The guidelines do compensate by offering “role adjustments” for people who were merely drug mules, for example. But for many women, Gertner said, “those adjustments don’t begin to capture their insubstantial role.” So judges, who must consider the guidelines but since 2005 have not been compelled to follow them, maybe respond with lower-than-recommended sentences.


Also largely excluded from the guidelines is any consideration of how a defendant got into crime in the first place. Yet research on incarcerated women shows that abusive relationships can put them on the wrong side of the law. Most women who assault their intimate partners have also been victimized by those partners, and they often cite self-defense as a motive. Researchers have also turned up many cases of incarcerated women who reported being forced into committing a crime by threats of violence.

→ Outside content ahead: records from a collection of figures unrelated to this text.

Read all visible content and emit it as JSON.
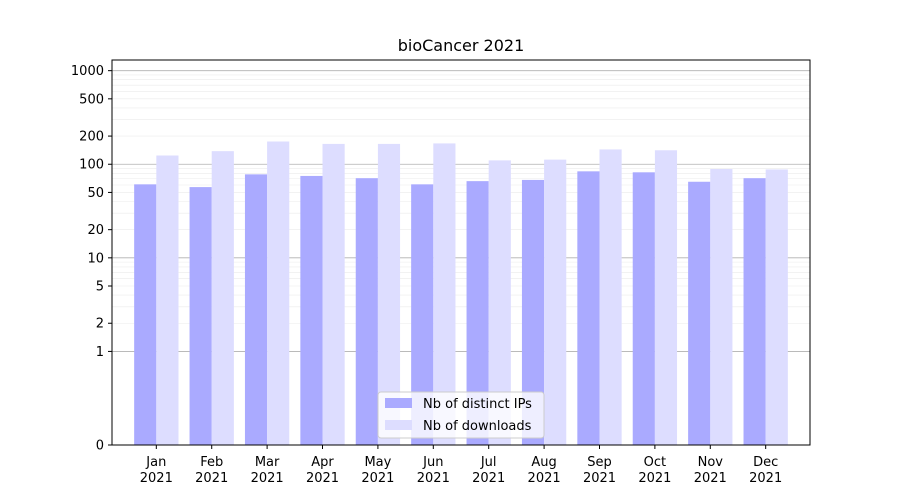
{
  "chart_data": {
    "type": "bar",
    "title": "bioCancer 2021",
    "xlabel": "",
    "ylabel": "",
    "scale": "symlog",
    "categories": [
      "Jan\n2021",
      "Feb\n2021",
      "Mar\n2021",
      "Apr\n2021",
      "May\n2021",
      "Jun\n2021",
      "Jul\n2021",
      "Aug\n2021",
      "Sep\n2021",
      "Oct\n2021",
      "Nov\n2021",
      "Dec\n2021"
    ],
    "yticks": [
      {
        "value": 0,
        "label": "0"
      },
      {
        "value": 1,
        "label": "1"
      },
      {
        "value": 2,
        "label": "2"
      },
      {
        "value": 5,
        "label": "5"
      },
      {
        "value": 10,
        "label": "10"
      },
      {
        "value": 20,
        "label": "20"
      },
      {
        "value": 50,
        "label": "50"
      },
      {
        "value": 100,
        "label": "100"
      },
      {
        "value": 200,
        "label": "200"
      },
      {
        "value": 500,
        "label": "500"
      },
      {
        "value": 1000,
        "label": "1000"
      }
    ],
    "ylim": [
      0,
      1300
    ],
    "series": [
      {
        "name": "Nb of distinct IPs",
        "color": "#aaaaff",
        "values": [
          61,
          57,
          78,
          75,
          71,
          61,
          66,
          68,
          84,
          82,
          65,
          71
        ]
      },
      {
        "name": "Nb of downloads",
        "color": "#ddddff",
        "values": [
          124,
          138,
          175,
          165,
          165,
          167,
          110,
          112,
          144,
          141,
          89,
          88
        ]
      }
    ],
    "grid": true,
    "legend_position": "bottom-center"
  }
}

A broader history of victimization is also common among female offenders. When researchers interviewed 125 women awaiting release from North Carolina prisons, they found that almost two-thirds had experienced childhood physical or sexual abuse, and more than a quarter had been sexually victimized in the year before they went to prison. (Most studies do not draw explicit comparisons with men, but a survey of about 7,500 state prisoners conducted in 2005 found that while men and women had similar rates of childhood physical abuse, women had far higher rates of childhood sexual abuse.)


The sentencing guidelines set a high bar for considering such life experiences, and then only in cases involving nonviolent crimes.1 Judges are also discouraged from factoring in the role of drug addiction except in extraordinary circumstances.


The upshot is that the guidelines “disproportionately disadvantage anyone who has a significant trauma,” said Christine Freeman, who runs an Alabama organization that provides lawyers to poor clients charged with federal crimes. The exclusion of life experience may have been motivated by an effort to ensure that people of higher socioeconomic status could not work the system to their advantage, Freeman said. “But what it did was tell the courts that it was OK to ignore all these factors that have motivated this situation and led a person to this point.”


Another wrinkle in the sentencing guidelines is that they do not distinguish between people who have committed only minor offenses and people who have never even had a brush with the law. Yet, according to Ohio State law professor Douglas Berman, who runs the Sentencing Law and Policy blog, “Those who have never gotten their nose dirty in the criminal justice system at all have a much lower recidivism rate.” A study of federal inmates who left prison in 2005 found that a quarter of those with no prior criminal justice contact reoffended, compared with more than a third of those who had some prior contact with the system. That’s a distinction judges might care about. Or they might be attentive to data indicating that among federal inmates, women overall have lower recidivism rates than men.


And the federal guidelines specifically discourage taking family considerations into account, declaring them “not ordinarily relevant” to sentencing. But they are certainly relevant to defendants like James who face separation from their children — and women appear to be particularly affected. Among federal prisoners in 2004, a higher share of men than women reported being the parents of minor children, but almost 80 percent of the mothers reported that they lived with their children just before incarceration, compared with half of the fathers.


Gertner said that judges might be particularly sensitive to the consideration that sending parents away is bad for public safety: “We know as a public-safety measure that (in) families that have been fractured by imprisonment, there’s a risk to the next generation.” Gertner and Berman said they believe judges are taking into account women’s family obligations despite the guidelines’ opposition to doing so — and that helps explain women’s shorter sentences.